In Go a Type is just specifies a set of values and operations. Types in Go serve a very different purpose to types in well known object oriented languages such as Java and C++. There is no type hierarchy, there is no notion of class and there is no inheritance.  Types are also inferred, i.e. Go uses duck typing. 

You can define a type on the fly using a type literal or you can assign a type to an identifier for reuse. 

Custom types are built up out of a small number of composite types - array, struct, pointer, function, interface, slice, map and channel. Each of these has its own way of being used to define a type but when you see it in action it is fairly obvious.  You can also use all of the predefined types like int, string and so on in type definitions.

To define a type you use:

type typename typespecification

So for example:

type myint int

defines myint to be a new type of int. Redefining the predefined types is useful if you plan to create an extended version of the type - see functions and methods later.

More usually you make use of the composite types to build custom types. For example:

 type point struct {
    x, y int
}

Is a new struct type.

You can also create array types 

type myarray [20]int

You can use custom types in type definitions:

type point struct {
        x, y int    
}
    
type arrayPoints [10]point

and this does create an array of point structs. 

You can spend a few happy hours or more discovering all the different ways of creating new types but the next important thing to discover is what does Go use types for? 

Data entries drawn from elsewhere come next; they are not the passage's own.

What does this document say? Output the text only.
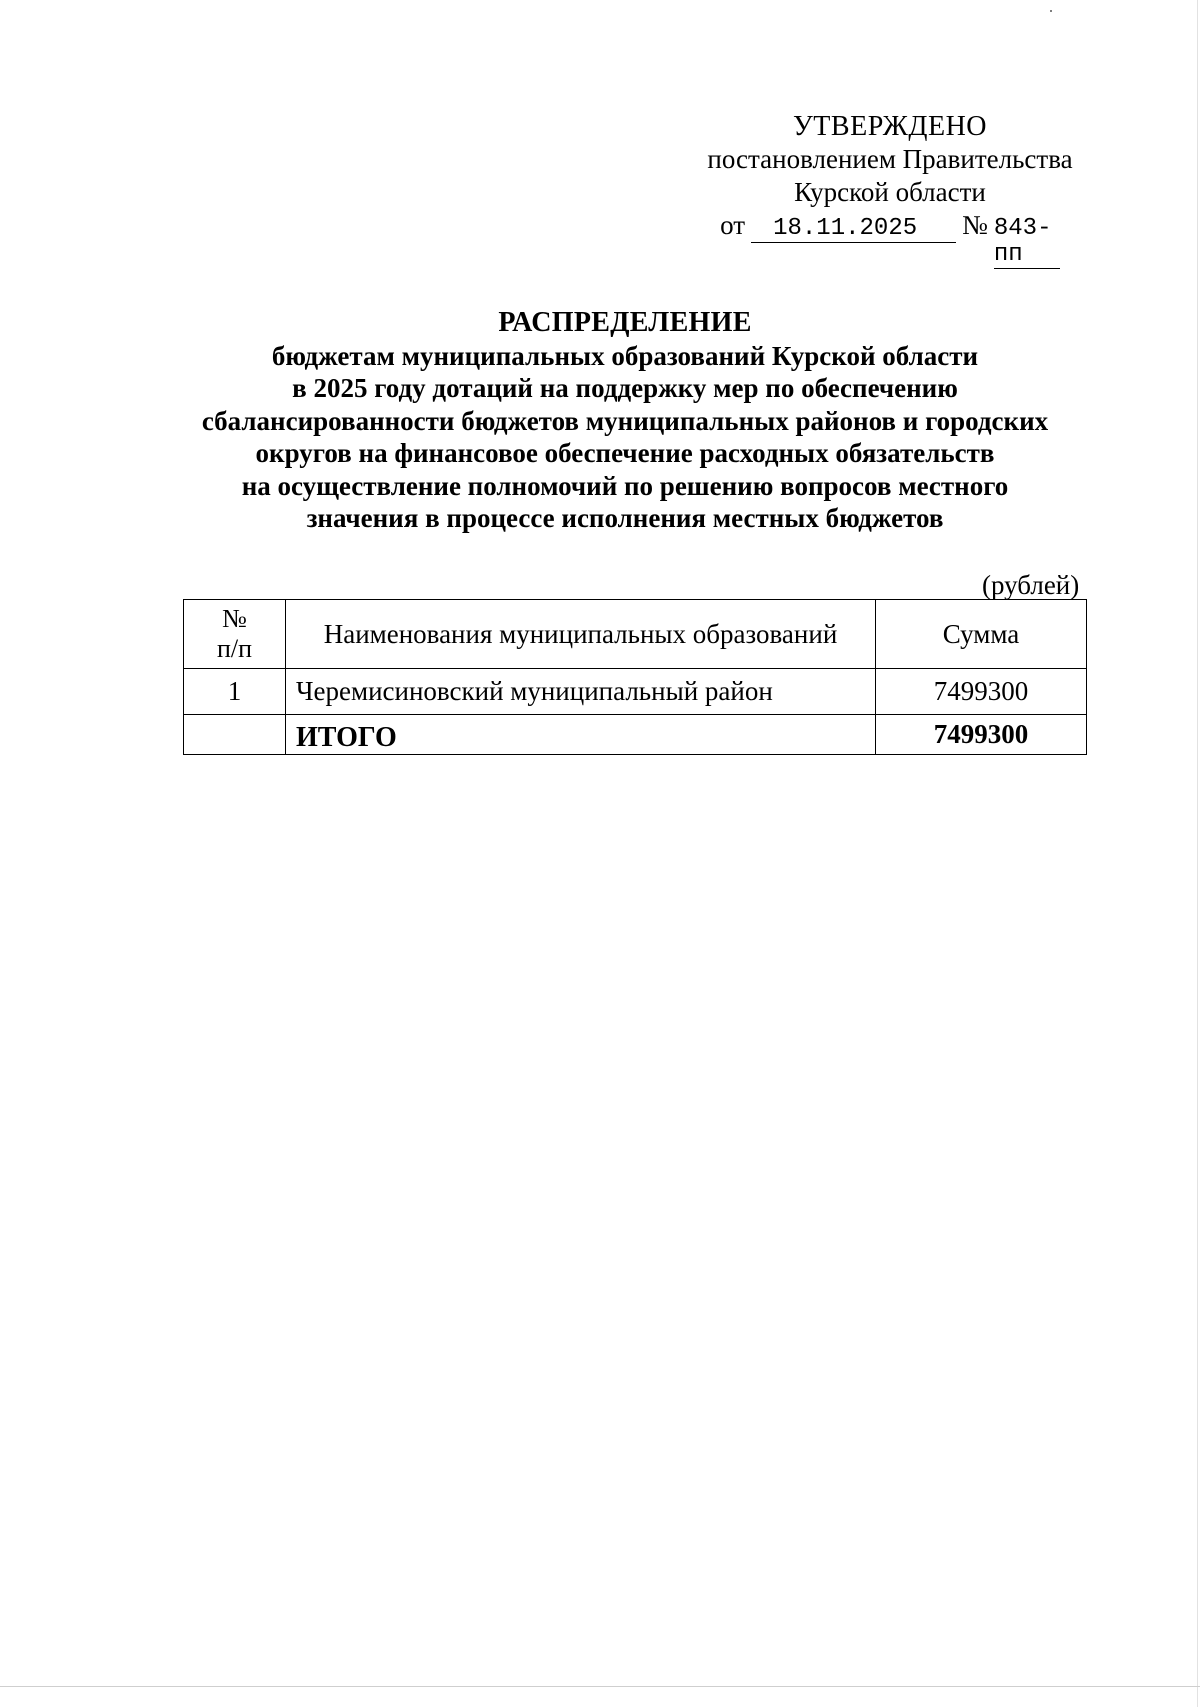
УТВЕРЖДЕНО
постановлением Правительства
Курской области
от	18.11.2025	№ 843-пп
РАСПРЕДЕЛЕНИЕ
бюджетам муниципальных образований Курской области
в 2025 году дотаций на поддержку мер по обеспечению
сбалансированности бюджетов муниципальных районов и городских
округов на финансовое обеспечение расходных обязательств
на осуществление полномочий по решению вопросов местного
значения в процессе исполнения местных бюджетов
(рублей)
№
п/п	Наименования муниципальных образований	Сумма
1	Черемисиновский муниципальный район	7499300
	ИТОГО	7499300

Types are used for two main things in Go

  • type checking

and

  • creating values.

Type checking works much as you might expect - you can only assign to a variable a value of the same type it is declared to be. That is types are used for static type checking at compile time. 

For example:

var c myint    
c = "string"

will fail.  However

var c myint    
c = 1

will work because even though 1 is an int and c is a myint they are both of the same underlying type. 

The second thing that types do is that they construct values of the type when you use them in a variable declaration. For example:

var i int

or 

var p point

The exceptions to this rule are the slice, map and channel types which have to be used with the make function to create a value of the type.  For example:

var m = make( map[string]int) 

Make is one of the two allocation functions that Go supports the other being new. This creates a value of the type and returns a pointer to it. Go has pointers that are used much in the same way C pointers are.

That is you can de-reference a pointer using * and take the address of a value using &. However, there is a very big difference between Go pointers and C pointers. There is no pointer arithmetic. In Go the main purpose pointers serve is to allow you to pass by reference - more of which in the section on functions. 

If you have a type T then the type *T is a pointer to type T. 

As an example of new in action consider:

var add= new(int)

This creates a new integer value and returns its address which is stored in add. The variable add is of type *int.

If you use

fmt.Print(add)

you will see the address of the value. To see the value you have to use

fmt.Print(*add)

As mentioned earlier you don't have to give a type a name you can use use a type specification directly. For example:

var p struct {
        x, y int
    }

If you don't want to reuse a type then this is a reasonable way to do things.